Hadrian’s Wall was built by order of Emperor Hadrian starting in AD 122. The common wisdom is that it was built to keep out the Barbarians of the North from the superior civilization in the south. The Romans were in Britain for 4 centuries but were first invaded by Caesar in 55 BC. Emperor Claudius returned in AD 43 and Britain was a successful conquest for him. He left it to others to conquer the whole of the island and it was under governor Agricola that real advances were made through what is now Scotland to the Tay. Routes were built up the west and east coasts. Rome wasn’t really interested in conquering the Highlands and wanted to establish a border around its most valuable lands. A natural border was the land between the Forth and the Clyde but one of the 4 legions of Rome’ s armies was called back to Europe and the army was spread too thinly to control as much land as that. So a new border was established between the Tyne and the Solway Firth.
When Hadrian became Emperor in AD 117 there were already forts at Carlisle and Corbridge (now a village close to Hexham) and they were linked by a road. Other forts had been built at Vindolanda (near Bardon Mill, Hexham) and Nether Denton (about 12 miles north east of Carlisle) along with other smaller forts. It was Hadrian who decided to make a permanent frontier and that it would go from Bowness to the bridge built at Pon Aelius at the river Tyne.
The wall was to be of stone to a width of 3 metres from the Pon Aelius for 45 Roman miles (43 miles today) and then it was to be of turf, with sloping sides, 6 metres wide at the base. To the north would be a ditch that was 10 feet deep. At regular intervals were Milecastles and in between these a pair of turrets The Milecastles were really fortified gateways so there was a way through the wall. This provided a way to the enemy if needed and also for trade.
Early on the foundations were laid and where the Milecastles would be wa planned out. Soon afterwards it was decided to reduce the width of the wall. A fort was built at Segedunum at the mouth of the Tyne and 11 more forts were built at 7 mile intervals to Bowness-on-Solway. And before the wall was completed a further ditch known as the Vallum was dug to 6 metres wide and 3 metres deep. The excavated earth was piled in mounds on either side.
In AD138 Hadrian died. New Emperor Antoninus Pius, decided to advance further into Scotland to the Forth and Clyde. A new wall was built - the Antonine Wall. In the latter part of the second century, there was an invasion from the north and Roman gains were reversed. There a a hasty rebuilding of Hadrian’s wall which needed to be repaired and the Vallum cleared out as some of it had been filled in. The Military Way was built south of the wall. The wall was again altered when Septimius Severus became emperor in AD 193 and was in Britain from AD 208-10. Sections were totally rebuilt and and extra narrow wall bonded by a hard white mortar is the reason that much of this remains to this day. Over the years there was further rebuilding of the forts. By AD 410 the Roman power in Britain was over but settlements grew where military fortresses had been up and down the Wall. However many of the stones were taken from the Wall over the years for other projects including the Lanercost Priory ( 2 miles east of Brampton). In 1754 a new route from Newcastle to Carlisle was built right on top of the line of the Roman Wall. This was followed by the start of the first real interest in the Wall and the beginning of a movement to save it.
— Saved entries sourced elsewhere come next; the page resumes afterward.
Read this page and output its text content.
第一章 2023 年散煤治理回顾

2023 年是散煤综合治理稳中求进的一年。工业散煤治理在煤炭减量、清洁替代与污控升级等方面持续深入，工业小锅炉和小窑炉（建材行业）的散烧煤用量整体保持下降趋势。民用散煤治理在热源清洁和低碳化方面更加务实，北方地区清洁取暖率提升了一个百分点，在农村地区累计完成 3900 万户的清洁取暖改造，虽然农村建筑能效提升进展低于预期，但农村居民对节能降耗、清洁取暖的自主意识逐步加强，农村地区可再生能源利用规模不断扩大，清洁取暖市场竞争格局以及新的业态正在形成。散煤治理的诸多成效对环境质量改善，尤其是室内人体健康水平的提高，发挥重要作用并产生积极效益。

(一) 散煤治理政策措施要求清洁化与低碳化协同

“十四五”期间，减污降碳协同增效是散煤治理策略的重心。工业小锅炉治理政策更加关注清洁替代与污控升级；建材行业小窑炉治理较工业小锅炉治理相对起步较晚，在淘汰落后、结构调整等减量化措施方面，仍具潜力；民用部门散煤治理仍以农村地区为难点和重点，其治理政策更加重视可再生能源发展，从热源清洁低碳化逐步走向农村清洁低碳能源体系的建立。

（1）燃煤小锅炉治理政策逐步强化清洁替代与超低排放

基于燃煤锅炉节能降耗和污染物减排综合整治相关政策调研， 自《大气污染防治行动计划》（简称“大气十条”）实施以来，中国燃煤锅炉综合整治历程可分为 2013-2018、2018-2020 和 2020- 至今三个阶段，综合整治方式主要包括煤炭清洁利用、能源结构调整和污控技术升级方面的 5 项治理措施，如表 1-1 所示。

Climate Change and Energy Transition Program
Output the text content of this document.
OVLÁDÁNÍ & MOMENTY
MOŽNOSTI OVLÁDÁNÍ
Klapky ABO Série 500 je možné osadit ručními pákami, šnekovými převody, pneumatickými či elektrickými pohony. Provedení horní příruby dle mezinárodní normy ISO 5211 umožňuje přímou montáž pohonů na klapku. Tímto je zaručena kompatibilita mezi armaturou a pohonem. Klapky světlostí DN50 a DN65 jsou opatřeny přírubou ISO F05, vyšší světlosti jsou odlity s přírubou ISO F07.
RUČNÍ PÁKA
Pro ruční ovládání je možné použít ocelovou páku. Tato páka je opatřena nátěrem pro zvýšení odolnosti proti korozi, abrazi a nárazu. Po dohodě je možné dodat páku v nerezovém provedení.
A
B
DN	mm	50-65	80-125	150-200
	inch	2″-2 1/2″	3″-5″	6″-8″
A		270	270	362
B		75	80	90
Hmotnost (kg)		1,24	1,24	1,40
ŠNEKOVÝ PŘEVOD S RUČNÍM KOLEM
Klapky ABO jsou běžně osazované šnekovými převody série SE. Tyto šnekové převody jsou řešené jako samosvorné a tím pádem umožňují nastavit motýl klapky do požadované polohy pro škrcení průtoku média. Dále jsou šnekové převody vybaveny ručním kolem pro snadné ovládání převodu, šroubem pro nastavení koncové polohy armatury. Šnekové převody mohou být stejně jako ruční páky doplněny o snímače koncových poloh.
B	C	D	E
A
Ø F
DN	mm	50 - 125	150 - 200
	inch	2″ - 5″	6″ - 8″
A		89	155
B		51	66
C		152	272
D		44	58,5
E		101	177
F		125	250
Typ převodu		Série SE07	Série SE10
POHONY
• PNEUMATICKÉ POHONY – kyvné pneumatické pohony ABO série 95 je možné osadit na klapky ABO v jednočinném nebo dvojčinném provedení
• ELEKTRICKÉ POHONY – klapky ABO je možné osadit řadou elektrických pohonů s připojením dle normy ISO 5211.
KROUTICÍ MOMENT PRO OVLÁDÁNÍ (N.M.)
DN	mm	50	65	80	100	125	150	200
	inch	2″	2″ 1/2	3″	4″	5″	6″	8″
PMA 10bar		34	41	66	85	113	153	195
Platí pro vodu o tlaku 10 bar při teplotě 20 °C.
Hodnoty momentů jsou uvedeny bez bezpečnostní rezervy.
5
Today many people every year walk this wall or portions of it. You can start at either end. There are more remains of the wall between Newcastle and Newtown than between Newtown and Bowness. You do learn to see the vallums and the ditches and the mounds of earth from the values. It is quite an up and down walk on the eastern end of the walk and much flatter on the west. The forts at Vindolanda, Corbridge, Housesteads, Chesters and Birdoswald can be visited separately on a days out and some of these have museums attached. A good portion of the wall can be seen at Heddon-on the-Wall which is just north of Wylam and west of Newcastle. A visit to Segedunum is a must before embarking on the walk from the East. You learn much of the history of the wall here and you can see the outline of the fort that existed here.
Many companies do walking tours and a walk can be arranged with them. I went with Let’s Go Walking. You will be guided on where to walk (although the path is well marked), your luggage transferred each night and hotel arrangements made. Many of the accommodations have kitchens too so finding dinner is not difficult! Counting arrival day as Day 1, it takes 7 days to go from Newcastle to Carlisle. It would take one more day to Bowness.
This is a very interesting walk and very peaceful through farmer’s fields much of the time. You will see many sheep and cows along the wall. Make this walk a future plan for a holiday or even do part of it for a day out.